In last week’s gospel, Philip said to Jesus, “Master, show us the Father, and that will be enough for us.” (John 14:8) This gospel passage continues Jesus’ response to that statement. This text too, comes from the last discourse of Jesus.

The connection between love and keeping God’s commandments is presented in both the first and last verse of the text. Obedience is not love. The eldest brother of the prodigal son was obedient, but he is not the example of love that Jesus asks us to emulate. However, when one loves, they do what pleases the one they love. The second part of verse 19 speaks of the presence of God to those who do love.

Throughout the text, John presents some insights into the relationship of God as Trinity. The intimate relationship of the Father and Jesus is expressed especially in verses 16, 20, and 21. At the same time, there is also a sense that they are distinct from one another. The text also includes a reference to the Spirit in verses 16 and 17. While the text speaks of an intimate relationship between the three, it is not clearly defined.

As was stated last week, it seems to be unclear whether Jesus is preparing the disciples for his departure in death or for his departure from earth in the Ascension. Jesus’ departure will leave the disciples with a sense of loss.  He reassures them that he will not leave them orphaned. They will find His presence not by looking outside of themselves, but within.

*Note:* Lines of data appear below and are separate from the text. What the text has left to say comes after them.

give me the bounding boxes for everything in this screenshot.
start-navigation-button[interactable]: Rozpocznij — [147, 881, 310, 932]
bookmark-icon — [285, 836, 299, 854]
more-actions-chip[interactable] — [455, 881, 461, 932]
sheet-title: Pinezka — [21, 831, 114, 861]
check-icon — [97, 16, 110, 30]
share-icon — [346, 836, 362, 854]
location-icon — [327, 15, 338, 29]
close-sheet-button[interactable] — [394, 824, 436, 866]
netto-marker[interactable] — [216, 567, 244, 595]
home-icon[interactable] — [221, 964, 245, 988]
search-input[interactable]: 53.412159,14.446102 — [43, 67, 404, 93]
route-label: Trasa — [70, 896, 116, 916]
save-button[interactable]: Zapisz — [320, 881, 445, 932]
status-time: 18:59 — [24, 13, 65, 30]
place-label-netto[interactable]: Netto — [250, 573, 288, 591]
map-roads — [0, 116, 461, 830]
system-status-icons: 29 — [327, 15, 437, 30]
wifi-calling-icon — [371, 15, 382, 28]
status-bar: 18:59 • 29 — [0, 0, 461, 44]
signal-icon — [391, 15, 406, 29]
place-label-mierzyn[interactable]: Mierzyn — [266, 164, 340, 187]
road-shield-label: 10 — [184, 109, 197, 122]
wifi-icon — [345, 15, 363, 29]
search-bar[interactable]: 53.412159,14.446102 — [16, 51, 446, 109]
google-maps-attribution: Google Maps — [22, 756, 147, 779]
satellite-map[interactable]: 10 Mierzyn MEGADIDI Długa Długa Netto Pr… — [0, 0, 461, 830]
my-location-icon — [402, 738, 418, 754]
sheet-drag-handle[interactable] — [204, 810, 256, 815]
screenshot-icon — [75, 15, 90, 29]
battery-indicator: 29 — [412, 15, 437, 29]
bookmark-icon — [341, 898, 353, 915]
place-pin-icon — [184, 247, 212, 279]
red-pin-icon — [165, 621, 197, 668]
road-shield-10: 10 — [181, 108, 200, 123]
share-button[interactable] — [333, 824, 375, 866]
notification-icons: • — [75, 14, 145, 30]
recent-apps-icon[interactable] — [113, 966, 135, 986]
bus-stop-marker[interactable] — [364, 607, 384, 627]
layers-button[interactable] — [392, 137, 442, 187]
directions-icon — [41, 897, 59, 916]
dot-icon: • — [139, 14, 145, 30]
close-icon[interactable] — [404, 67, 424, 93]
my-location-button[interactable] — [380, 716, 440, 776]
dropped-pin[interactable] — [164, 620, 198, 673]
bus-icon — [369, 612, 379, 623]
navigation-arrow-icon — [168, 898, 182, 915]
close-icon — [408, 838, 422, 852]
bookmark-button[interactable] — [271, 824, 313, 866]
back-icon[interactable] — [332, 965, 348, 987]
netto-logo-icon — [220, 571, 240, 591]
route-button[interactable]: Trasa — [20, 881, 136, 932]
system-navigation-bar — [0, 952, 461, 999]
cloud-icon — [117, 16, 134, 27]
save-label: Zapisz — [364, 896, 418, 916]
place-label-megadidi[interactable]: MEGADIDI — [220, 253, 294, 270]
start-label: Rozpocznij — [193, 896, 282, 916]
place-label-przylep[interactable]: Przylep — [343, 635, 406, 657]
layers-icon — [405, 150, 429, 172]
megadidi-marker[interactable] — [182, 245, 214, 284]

Lastly, it may be helpful to be aware that John’s gospel reflects a culture where society was viewed as being separated into two groups: one’s extended family, and everyone else. All those outside of the family were presumed to be a possible threat. Hence the text casts outsiders as distinctly different and separate from the favored loved members of the community.

Reflection Questions:

  1. What is your present experience of loving and supportive relationships?
  2. How has your experience been affected by the current encouragement to stay at home and practice social distancing?
  3. Do you experience obedience as a response to some authority outside of yourself, or as an inner expression of who you are, the commitments you have made, and your desire to be faithful?
  4. Where do you experience people committed to the Spirit of truth? Where do you experience people using lies and deception? How does this affect your relationship with them?
  5. Jesus talks about the world as being incapable of accepting or recognizing the presence of the Holy Spirit. How do you understand what Jesus is saying about the world?
  6. Last Sunday, Philip asked Jesus to show them the Father, and that would be enough for them. Where does this text suggest that Philip should look for the presence of the Father?
  7. Can you take some time talk with God openly and honestly about your feelings and desire to be obedient out of your love for God, yourself, and your neighbors?